A main issue, of course, is harmonizing our so-called ‘internal functioning’ with the structure imposed by the Auroville Foundation Act, which brought in a Secretary and a Governing Board, appointed by the Government of India. The problems started when the first Secretary of the Auroville Foundation, Mr. L.K. Tripathy, began issuing Office Orders, amongst which was the infamous Office Order #5, by which he appointed specific people to take charge of specific units of the Auroville Foundation.
I was very outspoken against Office Order #5 and that drew the wrath of the Secretary on the heads of me and my partner. Of course I realize now that we were our own worst enemies. We should have behaved very differently. At the time we were living in anarchy and we were not ready for Office Orders or anything official like that. When Frederick came back to Auroville informing us that there would be an Auroville Foundation Act, we were given the impression that we had won our battle and gained our freedom. What actually happened was something very different. Our anarchy was challenged and order was brought in. Where Justice Nigam and Officer on Special Duty Mr. Ojha had given us a rather free hand under the Auroville Emergency Provisions Act 1980, things became much stricter when the Auroville Foundation Act came into force. I think that the first Secretary was as shocked by us as we were by him.
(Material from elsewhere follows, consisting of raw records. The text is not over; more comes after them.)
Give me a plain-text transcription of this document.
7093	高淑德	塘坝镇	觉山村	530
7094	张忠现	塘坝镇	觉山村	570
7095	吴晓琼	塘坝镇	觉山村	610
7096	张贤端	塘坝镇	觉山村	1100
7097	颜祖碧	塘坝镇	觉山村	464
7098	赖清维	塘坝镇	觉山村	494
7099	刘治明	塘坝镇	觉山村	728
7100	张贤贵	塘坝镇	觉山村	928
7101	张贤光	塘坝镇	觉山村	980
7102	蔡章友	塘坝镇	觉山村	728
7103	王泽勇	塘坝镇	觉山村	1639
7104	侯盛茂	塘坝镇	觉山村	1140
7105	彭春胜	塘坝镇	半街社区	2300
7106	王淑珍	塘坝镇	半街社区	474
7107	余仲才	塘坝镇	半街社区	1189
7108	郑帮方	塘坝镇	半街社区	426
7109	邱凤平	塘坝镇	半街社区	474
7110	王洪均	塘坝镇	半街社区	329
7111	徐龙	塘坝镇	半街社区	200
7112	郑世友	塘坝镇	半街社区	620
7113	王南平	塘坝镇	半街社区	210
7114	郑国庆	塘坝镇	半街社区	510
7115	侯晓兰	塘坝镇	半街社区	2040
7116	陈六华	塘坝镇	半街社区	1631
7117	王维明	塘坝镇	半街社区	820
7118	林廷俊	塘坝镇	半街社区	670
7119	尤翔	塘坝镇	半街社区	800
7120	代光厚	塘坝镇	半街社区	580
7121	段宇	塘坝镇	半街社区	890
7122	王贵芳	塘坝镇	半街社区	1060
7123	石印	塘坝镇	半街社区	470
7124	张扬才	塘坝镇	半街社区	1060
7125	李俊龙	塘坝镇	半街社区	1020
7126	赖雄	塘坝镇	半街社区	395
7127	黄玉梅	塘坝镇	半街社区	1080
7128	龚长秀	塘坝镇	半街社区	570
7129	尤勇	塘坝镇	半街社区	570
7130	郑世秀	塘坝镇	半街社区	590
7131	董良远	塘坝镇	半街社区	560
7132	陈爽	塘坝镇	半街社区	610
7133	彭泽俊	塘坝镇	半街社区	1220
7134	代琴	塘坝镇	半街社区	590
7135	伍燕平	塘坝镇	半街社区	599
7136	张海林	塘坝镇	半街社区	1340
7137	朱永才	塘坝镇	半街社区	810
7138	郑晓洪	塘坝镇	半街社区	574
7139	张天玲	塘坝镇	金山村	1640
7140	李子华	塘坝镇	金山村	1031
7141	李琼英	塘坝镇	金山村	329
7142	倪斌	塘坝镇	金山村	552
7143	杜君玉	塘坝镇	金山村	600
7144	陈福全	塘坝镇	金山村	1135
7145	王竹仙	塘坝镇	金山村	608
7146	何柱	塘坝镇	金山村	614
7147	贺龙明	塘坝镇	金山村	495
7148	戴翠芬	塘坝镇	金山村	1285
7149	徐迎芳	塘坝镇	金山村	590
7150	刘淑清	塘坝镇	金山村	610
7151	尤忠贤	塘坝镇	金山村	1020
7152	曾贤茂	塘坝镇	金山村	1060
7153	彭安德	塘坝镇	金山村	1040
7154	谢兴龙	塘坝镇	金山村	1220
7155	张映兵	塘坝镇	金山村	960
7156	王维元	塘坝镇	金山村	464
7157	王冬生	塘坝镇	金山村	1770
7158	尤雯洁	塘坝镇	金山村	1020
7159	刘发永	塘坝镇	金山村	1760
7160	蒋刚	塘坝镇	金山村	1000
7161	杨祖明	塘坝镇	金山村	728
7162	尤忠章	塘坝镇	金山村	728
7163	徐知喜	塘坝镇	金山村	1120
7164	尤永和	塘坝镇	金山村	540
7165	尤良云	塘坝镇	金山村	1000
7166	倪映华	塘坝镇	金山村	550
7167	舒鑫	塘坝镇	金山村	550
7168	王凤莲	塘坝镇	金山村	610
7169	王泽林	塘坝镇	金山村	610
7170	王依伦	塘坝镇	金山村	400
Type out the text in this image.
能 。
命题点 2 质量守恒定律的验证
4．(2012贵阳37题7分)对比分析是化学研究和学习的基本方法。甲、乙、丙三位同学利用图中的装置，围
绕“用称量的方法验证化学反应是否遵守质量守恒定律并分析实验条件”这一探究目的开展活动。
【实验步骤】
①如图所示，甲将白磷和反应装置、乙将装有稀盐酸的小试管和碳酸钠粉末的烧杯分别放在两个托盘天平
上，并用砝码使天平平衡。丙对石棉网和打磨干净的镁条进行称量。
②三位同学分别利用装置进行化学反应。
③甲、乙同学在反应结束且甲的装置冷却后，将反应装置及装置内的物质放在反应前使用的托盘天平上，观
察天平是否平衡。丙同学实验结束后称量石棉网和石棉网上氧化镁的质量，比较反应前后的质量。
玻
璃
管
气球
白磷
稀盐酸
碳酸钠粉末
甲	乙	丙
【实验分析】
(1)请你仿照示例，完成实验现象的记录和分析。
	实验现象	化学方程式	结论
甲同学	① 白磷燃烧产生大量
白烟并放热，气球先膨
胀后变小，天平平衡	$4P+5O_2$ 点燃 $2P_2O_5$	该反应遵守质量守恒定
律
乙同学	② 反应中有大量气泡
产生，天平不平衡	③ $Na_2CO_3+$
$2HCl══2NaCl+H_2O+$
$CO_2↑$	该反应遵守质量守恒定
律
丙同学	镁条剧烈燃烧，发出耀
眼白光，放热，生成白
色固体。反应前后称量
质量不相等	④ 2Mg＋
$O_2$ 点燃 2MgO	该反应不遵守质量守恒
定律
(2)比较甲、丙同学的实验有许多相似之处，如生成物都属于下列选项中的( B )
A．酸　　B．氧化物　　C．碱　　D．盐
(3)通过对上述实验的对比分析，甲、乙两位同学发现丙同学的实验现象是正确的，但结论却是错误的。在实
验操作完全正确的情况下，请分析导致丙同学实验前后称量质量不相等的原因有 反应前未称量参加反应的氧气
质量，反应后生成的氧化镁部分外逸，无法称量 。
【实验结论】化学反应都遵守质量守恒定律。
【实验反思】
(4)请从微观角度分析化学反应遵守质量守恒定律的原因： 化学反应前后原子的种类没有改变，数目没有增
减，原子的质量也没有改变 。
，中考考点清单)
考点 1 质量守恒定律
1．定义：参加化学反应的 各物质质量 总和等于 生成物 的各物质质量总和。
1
The opposition to the system of Office Orders caused quite some commotion at the time and was a factor in the 1996 decision of the Government of India to expel, on the advice of Mr. Tripathy, your partner from India, who had been living here for more than 20 years. How did you both deal with that pain and how did you manage?
I know of nobody who hasn’t in their life had to face grief and things that hurt, and to face things that are very challenging. Yes, it was traumatically painful but it was never in question that I would remain in Auroville. For many years we hoped that it would not be a permanent banishment (we still continue to hope that one day the ban will be lifted) and I worked to keep our home in Sri Ma intact. But the tsunami of 2004 made it very clear that I no longer had to do that. Above all, my relationship with Mother and Sri Aurobindo predates my relationship with my partner, even with my children, and always comes first for me. And so I was not tempted to leave Auroville.
I think we should be aware of the influence of the forces that don’t want Auroville to happen... I am not pointing fingers at any one; those forces are using all, whenever there is even the slightest opening.
What do you see as our main challenges today?
Auroville is at a moment of destiny where the work of physically manifesting the City according to the Master Plan has to be undertaken. It is, in my view, a now or never situation. Time is running out. We still do not own all the lands for the City area, leave alone for the Greenbelt; and there is quite a solid resistance from some Aurovilians to manifesting the Master Plan or parts of it. Humanity as whole seems to be much more open to realizing the Master Plan than many of the Auroville residents. Our inability as a community to agree and Auroville not being strong enough to resolve our deep divides are major obstacles to progress.
The present Secretary has confronted this situation head on. Her agenda when she arrived was to get the building of the infrastructure of Auroville off the ground and she decided to start by building the Crown Road, which resulted in a confrontation in which everybody behaved very badly. If we would all have been ‘willing servitors,’ and we had all bent our backs to the task, we would have done the job ourselves and created a lovely Crown Road, much better and far more beautiful than what we have now. The situation has only worsened since. The Secretary no longer automatically gives visa recommendations as expected, there are many pending court cases, some members of the Residents Assembly are ostracizing or persecuting or writing awful things about others who don’t follow their line, and there are even Auroville working groups sending legal notices to other working groups. It’s painful, to say the very least.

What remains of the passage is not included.